The persons so initiated are reminded that they have become adults and thus expected to fulfill roles that are incumbent on adults. On the Aju grand finale, a new set of boys matriculates, in what we call Ibanakwa. The occasion witnesses both matriculation and convocation as it obtains in the western culture.

Rite of Marriage
This is the joining of the two missions of two separate persons into a soulful unity, as a couple (Genesis 2:24). Marriage is not only for procreation, it helps the couple fulfill their missions and objectives in society. The unmarried persons are not taken seriously in the Ugbo world view. And for this reason, a man shall leave his father and mother and hold fast to his wife. (Matthew 19:5). Just as cutting of the cake is observed in the western culture, the Ugbo people use Egusi cake, Iho, to consummate every marriage.

Rite of Eldership
The rite of eldership is performed in all parts of Igbo land with little variations. In Ugbo, it is the title taking. It takes the form of Okotalukwe or jiebine, Ogbuefi, Onyioha (Ozo) and Mazi.

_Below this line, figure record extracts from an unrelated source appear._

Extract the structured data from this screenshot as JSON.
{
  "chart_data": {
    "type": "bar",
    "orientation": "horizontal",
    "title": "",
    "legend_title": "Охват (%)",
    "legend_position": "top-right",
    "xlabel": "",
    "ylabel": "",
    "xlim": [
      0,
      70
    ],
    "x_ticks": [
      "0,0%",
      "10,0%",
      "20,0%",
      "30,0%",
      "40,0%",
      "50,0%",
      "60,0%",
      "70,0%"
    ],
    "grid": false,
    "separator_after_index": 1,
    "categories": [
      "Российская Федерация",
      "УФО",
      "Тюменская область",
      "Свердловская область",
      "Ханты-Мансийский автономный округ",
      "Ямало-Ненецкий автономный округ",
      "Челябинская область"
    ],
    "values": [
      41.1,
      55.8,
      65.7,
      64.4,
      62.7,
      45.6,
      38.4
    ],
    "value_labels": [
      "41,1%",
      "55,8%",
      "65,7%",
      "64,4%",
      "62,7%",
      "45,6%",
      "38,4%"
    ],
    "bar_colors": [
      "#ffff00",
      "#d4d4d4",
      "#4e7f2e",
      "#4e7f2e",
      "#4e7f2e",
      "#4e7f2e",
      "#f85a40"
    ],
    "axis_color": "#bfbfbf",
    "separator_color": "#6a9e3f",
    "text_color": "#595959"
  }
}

After the ceremony, the celebrant is looked upon as a model worthy of emulation. He is seen as a man of distinction. In every gathering, his views are sought. He is not easily challenged on account of his status and most times, wisdom. Among the Christendom, knighthood and other forms of recognition are used to express such distinction.

Rite of Death & Ancestorship
This is the rite performed to enable a dead relative transit fully into the spirit world.

The African philosophy believes that to perform the required funeral ceremony for the deceased who lived well on earth would facilitate his integration among the ancestors or ambassadors in the spirit world. And, thereafter, he would come back to life through a new born baby. This phenomenon called reincarnation (Ino Uwa) is fundamental in Igbo conception of reality.

Another striking Ugbo cultural universalism is the concept of Nnam and Nnem as names reserved for the father and mother in-laws respectively. In England parents of one’s wife are referred to as father and mother in laws, just as they are called Nnam and Nnem in Ugbo.